Ces emplois du temps chargés qui nous rassurentJ’ai, moi-même, toujours été pressé, courant d’une tâche à l’autre, avare de mon temps, et malgré la retraite n’ai guère changé; Jon Kabat-Zinn me remet en question en parlant de «ces emplois du temps chargés qui nous rassurent».
Prendre ce temps de méditation est un défi pour le chercheur également. Il enseigne dans une grande université, avec ce que cela représente de charges et responsabilités. Pas facile de suspendre cette activité: «pour moi, père de famille, très impliqué dans mon travail, l’impulsion de partir m’asseoir sous un arbre, d’écouter l’herbe pousser, pose un sérieux problème. Cependant, il y a toujours moyen de choisir la simplicité (…) Occasion de découvrir que le moins peut-être le plus».

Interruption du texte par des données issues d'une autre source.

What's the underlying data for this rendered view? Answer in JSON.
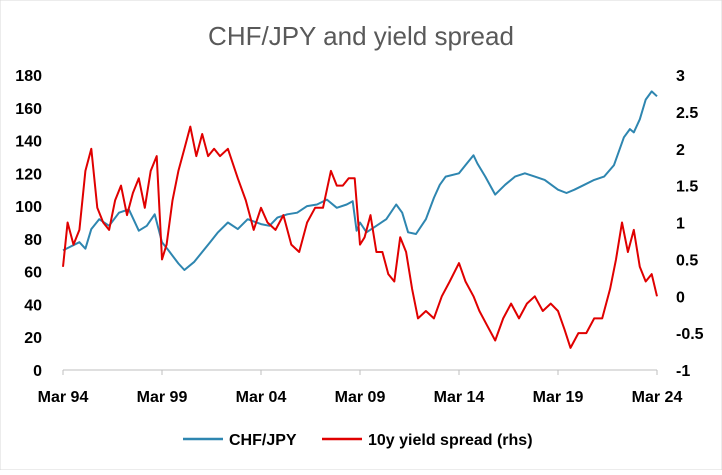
{
  "chart_data": {
    "type": "line",
    "title": "CHF/JPY and yield spread",
    "xlabel": "",
    "ylabel": "",
    "y2label": "",
    "x_tick_labels": [
      "Mar 94",
      "Mar 99",
      "Mar 04",
      "Mar 09",
      "Mar 14",
      "Mar 19",
      "Mar 24"
    ],
    "x_tick_years": [
      1994.17,
      1999.17,
      2004.17,
      2009.17,
      2014.17,
      2019.17,
      2024.17
    ],
    "xlim": [
      1994.17,
      2024.17
    ],
    "ylim": [
      0,
      180
    ],
    "y_ticks": [
      0,
      20,
      40,
      60,
      80,
      100,
      120,
      140,
      160,
      180
    ],
    "y2lim": [
      -1,
      3
    ],
    "y2_ticks": [
      "-1",
      "-0.5",
      "0",
      "0.5",
      "1",
      "1.5",
      "2",
      "2.5",
      "3"
    ],
    "y2_tick_values": [
      -1,
      -0.5,
      0,
      0.5,
      1,
      1.5,
      2,
      2.5,
      3
    ],
    "grid": false,
    "legend_position": "bottom",
    "series": [
      {
        "name": "CHF/JPY",
        "axis": "left",
        "color": "#2E86B0",
        "x": [
          1994.17,
          1994.5,
          1995.0,
          1995.3,
          1995.6,
          1996.0,
          1996.5,
          1997.0,
          1997.5,
          1998.0,
          1998.4,
          1998.8,
          1999.17,
          1999.5,
          2000.0,
          2000.3,
          2000.8,
          2001.2,
          2001.6,
          2002.0,
          2002.5,
          2003.0,
          2003.5,
          2004.17,
          2004.6,
          2005.0,
          2005.5,
          2006.0,
          2006.5,
          2007.0,
          2007.5,
          2008.0,
          2008.5,
          2008.8,
          2009.0,
          2009.17,
          2009.5,
          2010.0,
          2010.5,
          2011.0,
          2011.3,
          2011.6,
          2012.0,
          2012.5,
          2012.9,
          2013.2,
          2013.5,
          2014.17,
          2014.5,
          2014.9,
          2015.1,
          2015.5,
          2016.0,
          2016.5,
          2017.0,
          2017.5,
          2018.0,
          2018.5,
          2019.17,
          2019.6,
          2020.0,
          2020.5,
          2021.0,
          2021.5,
          2022.0,
          2022.5,
          2022.8,
          2023.0,
          2023.3,
          2023.6,
          2023.9,
          2024.17
        ],
        "values": [
          73,
          75,
          78,
          74,
          86,
          92,
          88,
          96,
          98,
          85,
          88,
          95,
          78,
          73,
          65,
          61,
          66,
          72,
          78,
          84,
          90,
          86,
          92,
          89,
          88,
          93,
          95,
          96,
          100,
          101,
          104,
          99,
          101,
          103,
          85,
          90,
          84,
          88,
          92,
          101,
          96,
          84,
          83,
          92,
          105,
          113,
          118,
          120,
          125,
          131,
          126,
          118,
          107,
          113,
          118,
          120,
          118,
          116,
          110,
          108,
          110,
          113,
          116,
          118,
          125,
          142,
          147,
          145,
          153,
          165,
          170,
          167
        ]
      },
      {
        "name": "10y yield spread (rhs)",
        "axis": "right",
        "color": "#E00000",
        "x": [
          1994.17,
          1994.4,
          1994.7,
          1995.0,
          1995.3,
          1995.6,
          1995.9,
          1996.2,
          1996.5,
          1996.8,
          1997.1,
          1997.4,
          1997.7,
          1998.0,
          1998.3,
          1998.6,
          1998.9,
          1999.17,
          1999.4,
          1999.7,
          2000.0,
          2000.3,
          2000.6,
          2000.9,
          2001.2,
          2001.5,
          2001.8,
          2002.1,
          2002.5,
          2003.0,
          2003.4,
          2003.8,
          2004.17,
          2004.5,
          2004.9,
          2005.3,
          2005.7,
          2006.1,
          2006.5,
          2006.9,
          2007.3,
          2007.7,
          2008.0,
          2008.3,
          2008.6,
          2008.9,
          2009.17,
          2009.4,
          2009.7,
          2010.0,
          2010.3,
          2010.6,
          2010.9,
          2011.2,
          2011.5,
          2011.8,
          2012.1,
          2012.5,
          2012.9,
          2013.3,
          2013.7,
          2014.17,
          2014.5,
          2014.9,
          2015.2,
          2015.6,
          2016.0,
          2016.4,
          2016.8,
          2017.2,
          2017.6,
          2018.0,
          2018.4,
          2018.8,
          2019.17,
          2019.5,
          2019.8,
          2020.2,
          2020.6,
          2021.0,
          2021.4,
          2021.8,
          2022.1,
          2022.4,
          2022.7,
          2023.0,
          2023.3,
          2023.6,
          2023.9,
          2024.17
        ],
        "values": [
          0.4,
          1.0,
          0.7,
          0.9,
          1.7,
          2.0,
          1.2,
          1.0,
          0.9,
          1.3,
          1.5,
          1.1,
          1.4,
          1.6,
          1.2,
          1.7,
          1.9,
          0.5,
          0.7,
          1.3,
          1.7,
          2.0,
          2.3,
          1.9,
          2.2,
          1.9,
          2.0,
          1.9,
          2.0,
          1.6,
          1.3,
          0.9,
          1.2,
          1.0,
          0.9,
          1.1,
          0.7,
          0.6,
          1.0,
          1.2,
          1.2,
          1.7,
          1.5,
          1.5,
          1.6,
          1.6,
          0.7,
          0.8,
          1.1,
          0.6,
          0.6,
          0.3,
          0.2,
          0.8,
          0.6,
          0.1,
          -0.3,
          -0.2,
          -0.3,
          0.0,
          0.2,
          0.45,
          0.2,
          0.0,
          -0.2,
          -0.4,
          -0.6,
          -0.3,
          -0.1,
          -0.3,
          -0.1,
          0.0,
          -0.2,
          -0.1,
          -0.2,
          -0.45,
          -0.7,
          -0.5,
          -0.5,
          -0.3,
          -0.3,
          0.1,
          0.5,
          1.0,
          0.6,
          0.9,
          0.4,
          0.2,
          0.3,
          0.0
        ]
      }
    ]
  }
}
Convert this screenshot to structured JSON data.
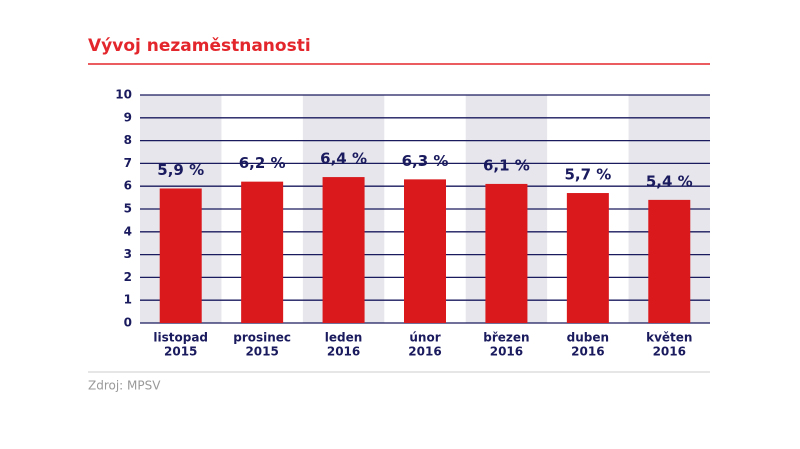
{
  "chart_data": {
    "type": "bar",
    "title": "Vývoj nezaměstnanosti",
    "categories": [
      [
        "listopad",
        "2015"
      ],
      [
        "prosinec",
        "2015"
      ],
      [
        "leden",
        "2016"
      ],
      [
        "únor",
        "2016"
      ],
      [
        "březen",
        "2016"
      ],
      [
        "duben",
        "2016"
      ],
      [
        "květen",
        "2016"
      ]
    ],
    "values": [
      5.9,
      6.2,
      6.4,
      6.3,
      6.1,
      5.7,
      5.4
    ],
    "value_labels": [
      "5,9 %",
      "6,2 %",
      "6,4 %",
      "6,3 %",
      "6,1 %",
      "5,7 %",
      "5,4 %"
    ],
    "color": "#d9191c",
    "ylim": [
      0,
      10
    ],
    "yticks": [
      0,
      1,
      2,
      3,
      4,
      5,
      6,
      7,
      8,
      9,
      10
    ],
    "grid": true,
    "source": "Zdroj: MPSV"
  }
}
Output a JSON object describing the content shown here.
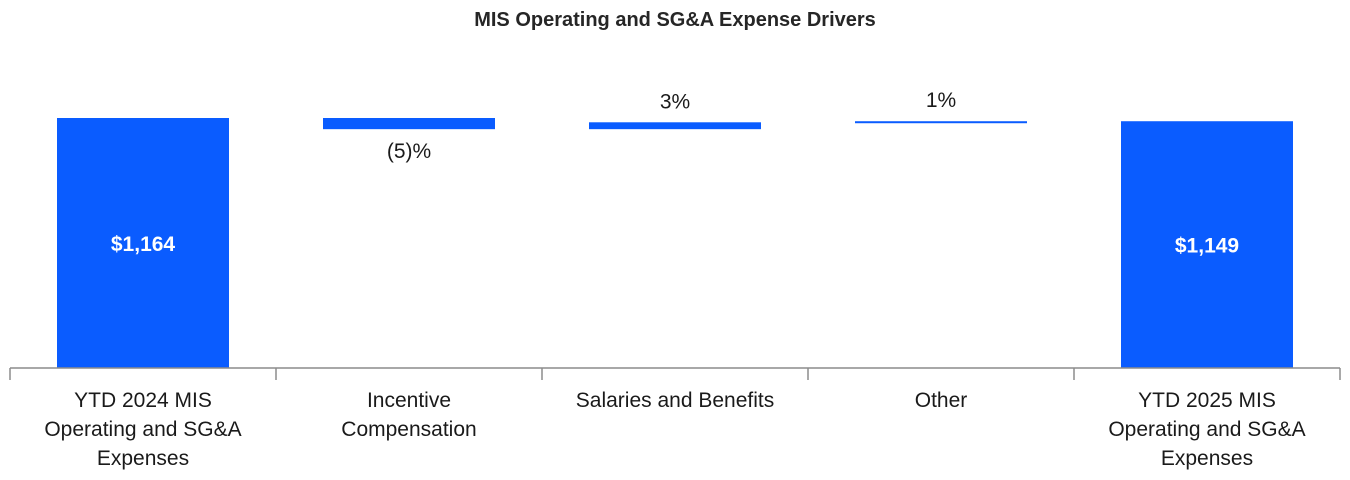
{
  "chart_data": {
    "type": "bar",
    "subtype": "waterfall",
    "title": "MIS Operating and SG&A Expense Drivers",
    "xlabel": "",
    "ylabel": "",
    "grid": false,
    "legend": "none",
    "ylim": [
      0,
      1164
    ],
    "colors": {
      "bar": "#0a5cff",
      "axis": "#8c8c8c",
      "text": "#1a1a1a"
    },
    "categories": [
      [
        "YTD 2024 MIS",
        "Operating and SG&A",
        "Expenses"
      ],
      [
        "Incentive",
        "Compensation"
      ],
      [
        "Salaries and Benefits"
      ],
      [
        "Other"
      ],
      [
        "YTD 2025 MIS",
        "Operating and SG&A",
        "Expenses"
      ]
    ],
    "bars": [
      {
        "kind": "total",
        "value": 1164,
        "label": "$1,164"
      },
      {
        "kind": "delta",
        "value": -52,
        "label": "(5)%"
      },
      {
        "kind": "delta",
        "value": 32,
        "label": "3%"
      },
      {
        "kind": "delta",
        "value": 5,
        "label": "1%"
      },
      {
        "kind": "total",
        "value": 1149,
        "label": "$1,149"
      }
    ]
  }
}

On peut faire référence ici à ce que disent les témoignages de chefs d’entreprise à succès –hommes ou femmes– affirmant qu’ils et elles sont plus efficaces en prenant le temps de s’arrêter, de pratiquer l’une ou l’autre forme de méditation. J’ai toujours trouvé un peu difficile à croire, mais pourquoi ces personnes mentiraient-elles? Et c’est sans doute un bon conseil que de chercher à être pleinement conscient du moment présent (mindfulness); sans ressasser trop de choses du passé et sans être à chaque instant préoccupé de ce qui va arriver dans le futur proche ou lointain.
Dans un sens un peu différent: le passionné de découvertes d’autres parties du monde que je suis est bousculé par cette formule de Lao Tseu que cite Kabat: «Sans franchir le pas de ta porte, connais les voies de sous le ciel. Plus loin tu vas, moins tu connais»! Mais la dernière phrase pourrait être proche ce que relèvent des scientifiques très actuels disant que plus ils apprennent, plus ils voient combien notre ignorance est grande.
Pour finir, voici une citation de Walt Whitman, penseur et poète du XIXe siècle américain: «J’existe tel que je suis, ça me suffit… Et que se réalise mon destin aujourd’hui ou dans dix mille ans, je peux allégrement l’accepter maintenant ou, avec la même allégresse, je peux attendre». Et Lao-Tseu encore: «As-tu la patience d’attendre que la vase retombe et que l’eau devienne claire?»
*Jon Kabat-Zinn. «Où tu vas, tu es». Paris: Jean-Claude Lattès, 1996/J’ai lu, 2013.